Scotiabank fights back after defections with new metals hires- sources
Bank of Nova Scotia (Scotiabank) has hired four people for its metals business in New York after losing six traders and salesmen who defected to rival Canadian lender Bank of Montreal (BMO) last month, sources said.
The move signals that Scotia, whose Mocatta metals arm has for years been the world's biggest lender to the physical precious metals industry, is committed to the business despite a restructuring that has seen staff exit the bank in droves.
Scotia embarked on a plan to halve the size of its metals operation earlier this year after failing to sell it, sources have previously told Reuters.
More than 10 people have left in London and New York since the restructuring began, including the heads of Mocatta's American and European operations.
The defection of six staff in New York in September left Scotia with fewer than five people in metals in the city, while boosting BMO's New York staff count in metals to around eight.
Scotia has pulled former employee Robert Lockwood out of retirement and hired Steve Scacalossi from Japanese trading house Sumitomo and Amaryllis Gryllaki from TD Securities, two sources familiar with the matter said.

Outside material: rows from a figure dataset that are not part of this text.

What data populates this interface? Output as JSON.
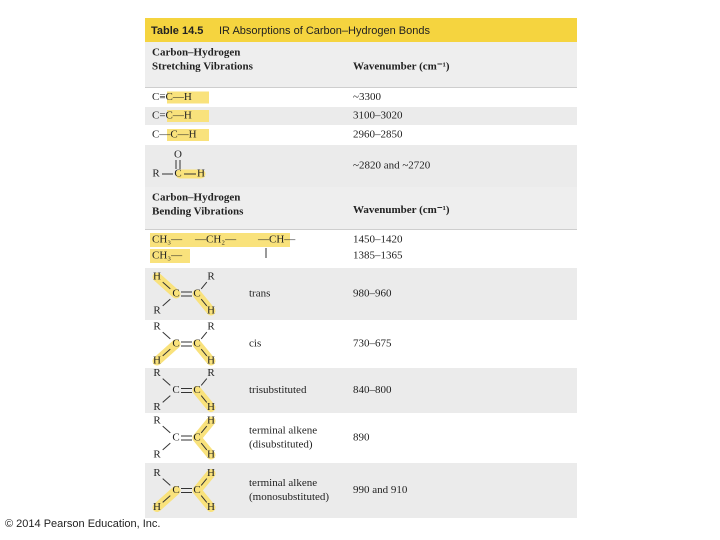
{
  "table": {
    "title_label": "Table 14.5",
    "title_text": "IR Absorptions of Carbon–Hydrogen Bonds",
    "sections": [
      {
        "header_lines": [
          "Carbon–Hydrogen",
          "Stretching Vibrations"
        ],
        "wavenumber_header": "Wavenumber (cm⁻¹)",
        "rows": [
          {
            "structure": "C≡C—H",
            "wavenumber": "~3300"
          },
          {
            "structure": "C=C—H",
            "wavenumber": "3100–3020"
          },
          {
            "structure": "C—C—H",
            "wavenumber": "2960–2850"
          },
          {
            "atoms": [
              "O",
              "R",
              "C",
              "H"
            ],
            "wavenumber": "~2820 and ~2720"
          }
        ]
      },
      {
        "header_lines": [
          "Carbon–Hydrogen",
          "Bending Vibrations"
        ],
        "wavenumber_header": "Wavenumber (cm⁻¹)",
        "rows": [
          {
            "structures": [
              "CH₃—",
              "—CH₂—",
              "—CH—",
              "CH₃—"
            ],
            "wavenumbers": [
              "1450–1420",
              "1385–1365"
            ]
          },
          {
            "atoms": [
              "H",
              "R",
              "C",
              "C",
              "R",
              "H"
            ],
            "description": [
              "trans"
            ],
            "wavenumber": "980–960"
          },
          {
            "atoms": [
              "R",
              "R",
              "C",
              "C",
              "H",
              "H"
            ],
            "description": [
              "cis"
            ],
            "wavenumber": "730–675"
          },
          {
            "atoms": [
              "R",
              "R",
              "C",
              "C",
              "R",
              "H"
            ],
            "description": [
              "trisubstituted"
            ],
            "wavenumber": "840–800"
          },
          {
            "atoms": [
              "R",
              "H",
              "C",
              "C",
              "R",
              "H"
            ],
            "description": [
              "terminal alkene",
              "(disubstituted)"
            ],
            "wavenumber": "890"
          },
          {
            "atoms": [
              "R",
              "H",
              "C",
              "C",
              "H",
              "H"
            ],
            "description": [
              "terminal alkene",
              "(monosubstituted)"
            ],
            "wavenumber": "990 and 910"
          }
        ]
      }
    ]
  },
  "footer": {
    "copyright": "© 2014 Pearson Education, Inc."
  }
}
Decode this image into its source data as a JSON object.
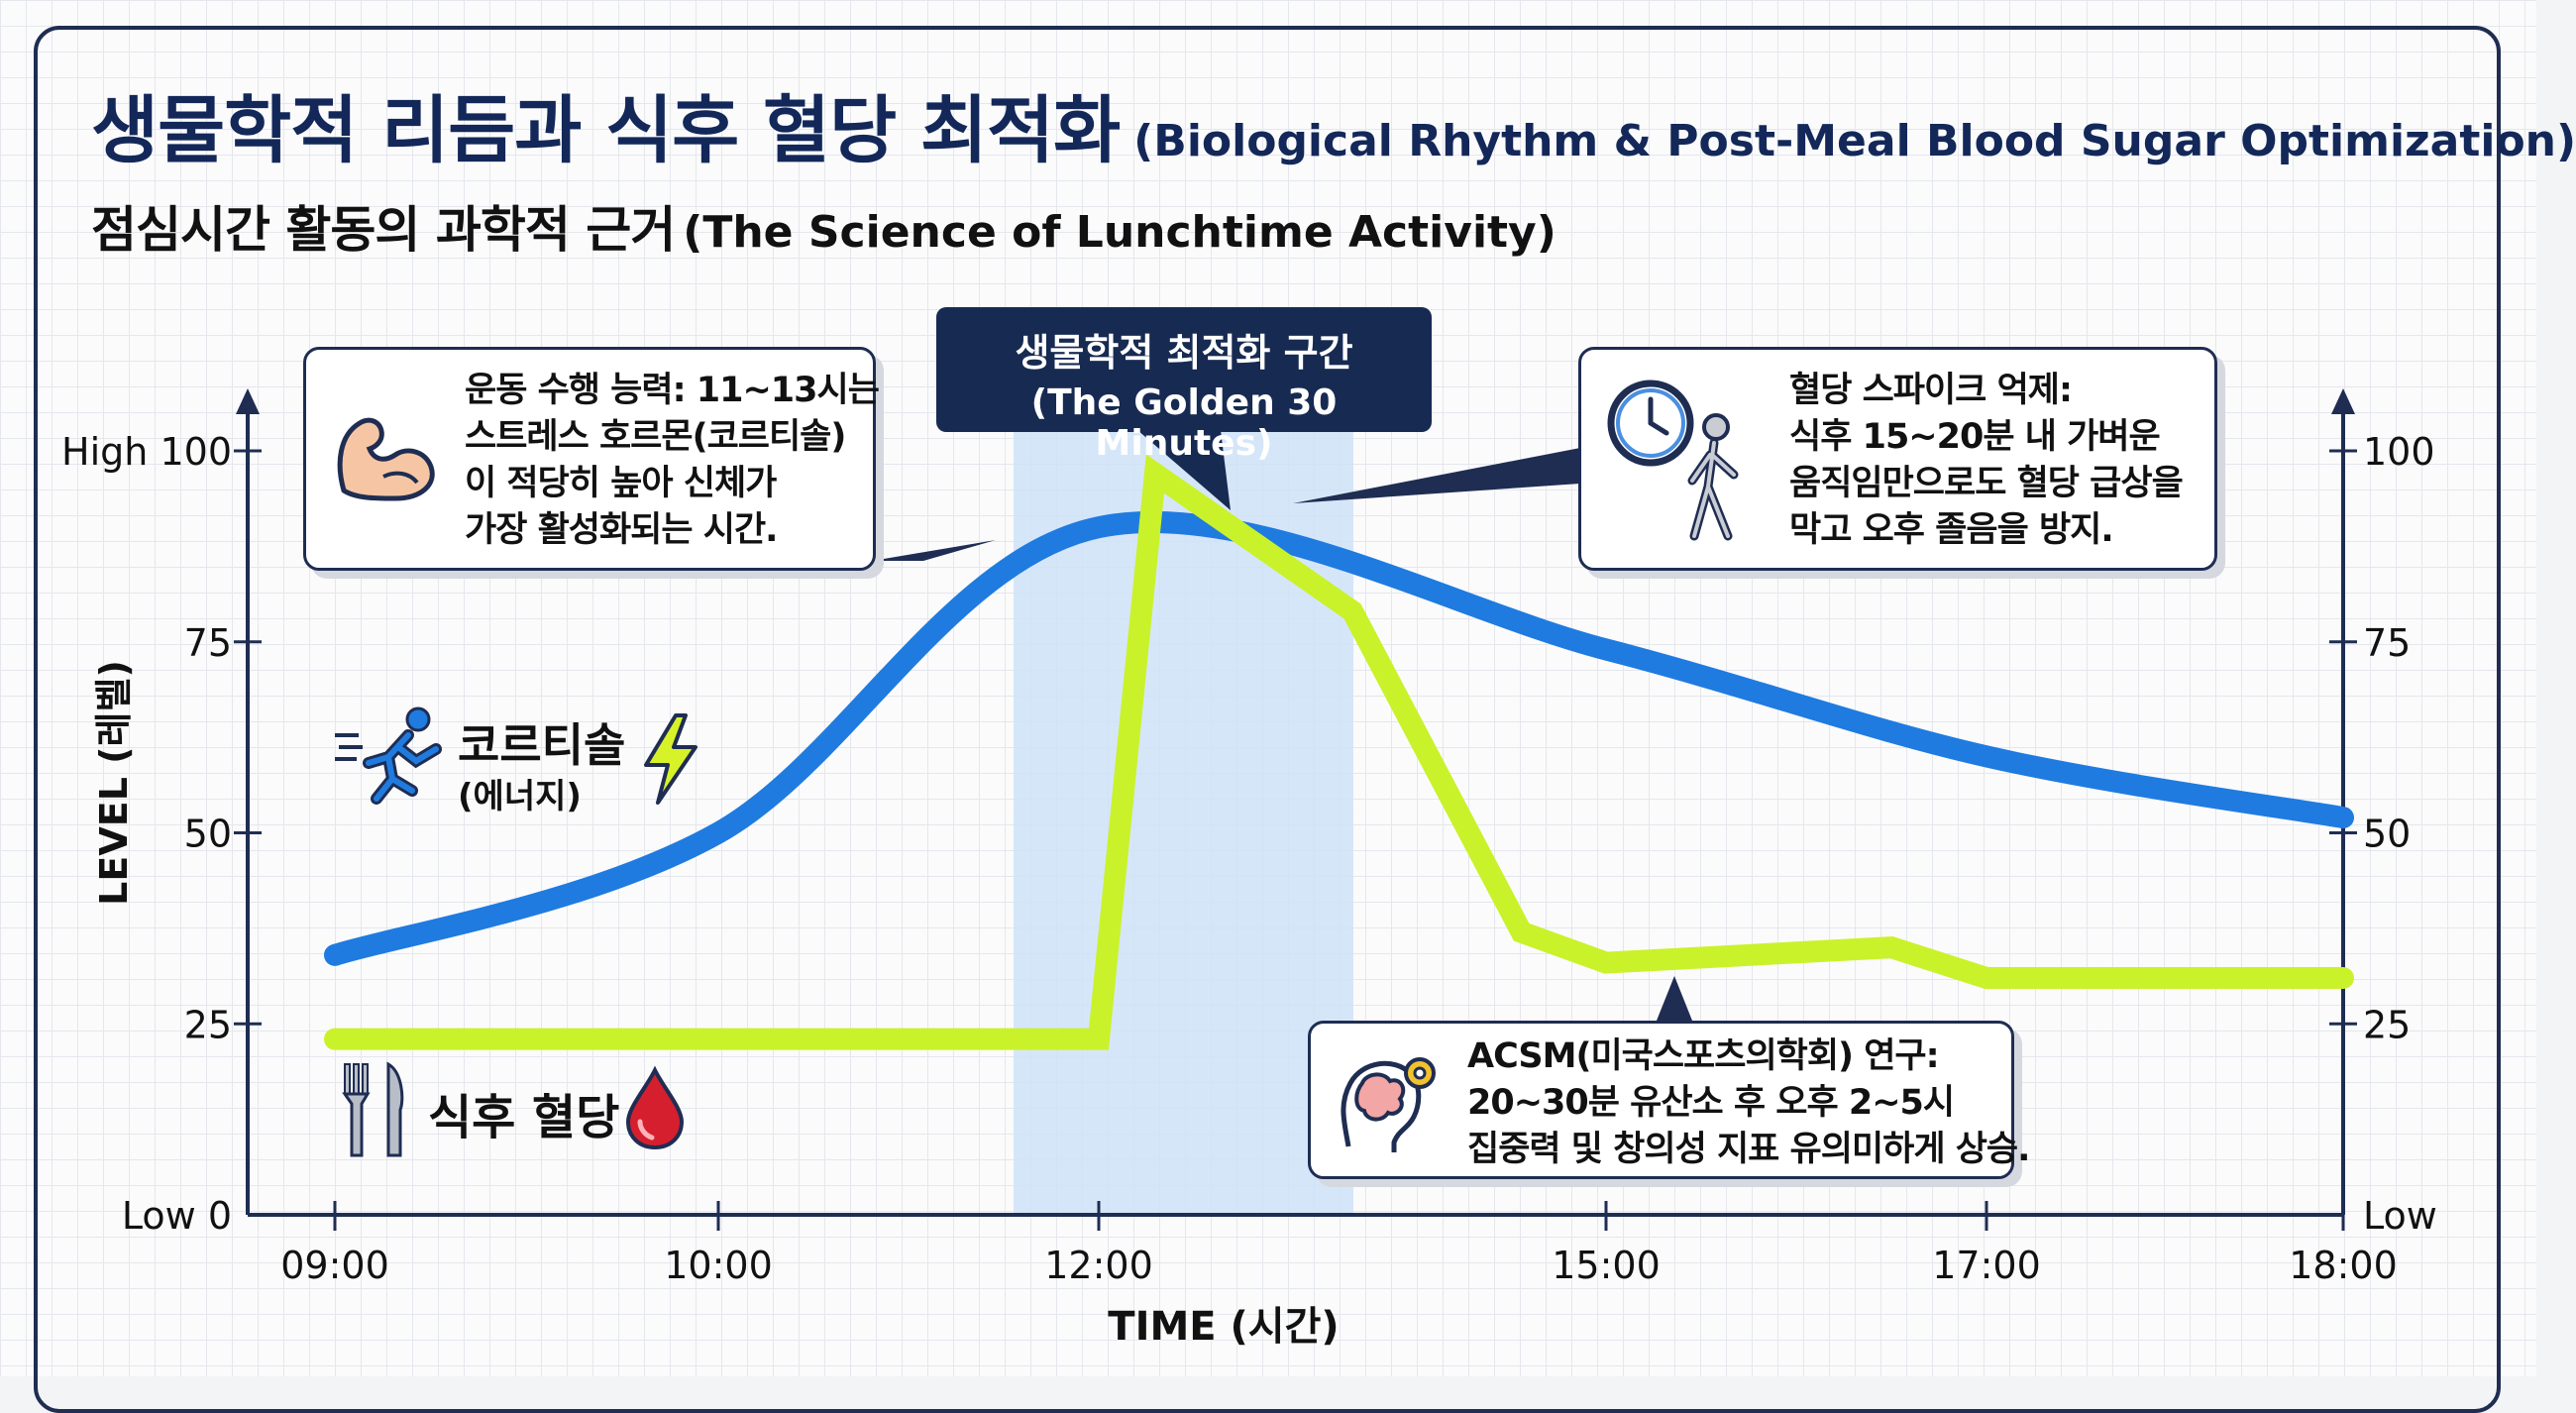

Lockwood and Scacalossi have already started at the bank, while Gryllaki will begin soon, the sources said.
Scotia also hired an analyst, Nicky Shiels, in September.
Scotia declined to comment. Sumitomo and TD did not respond to requests for comment. Scacalossi declined to comment. Lockwood and Gryllaki did not answer emails or LinkedIn messages asking for comment.
Scotia's hires are the first in metals since Scotia set about shrinking the business, according to the sources.
Scotia recognised it had to act to make sure the loss of staff and clients did not get out of hand, one of the sources said. "Scotia have got a big job convincing clients they are in it long haul," the source said.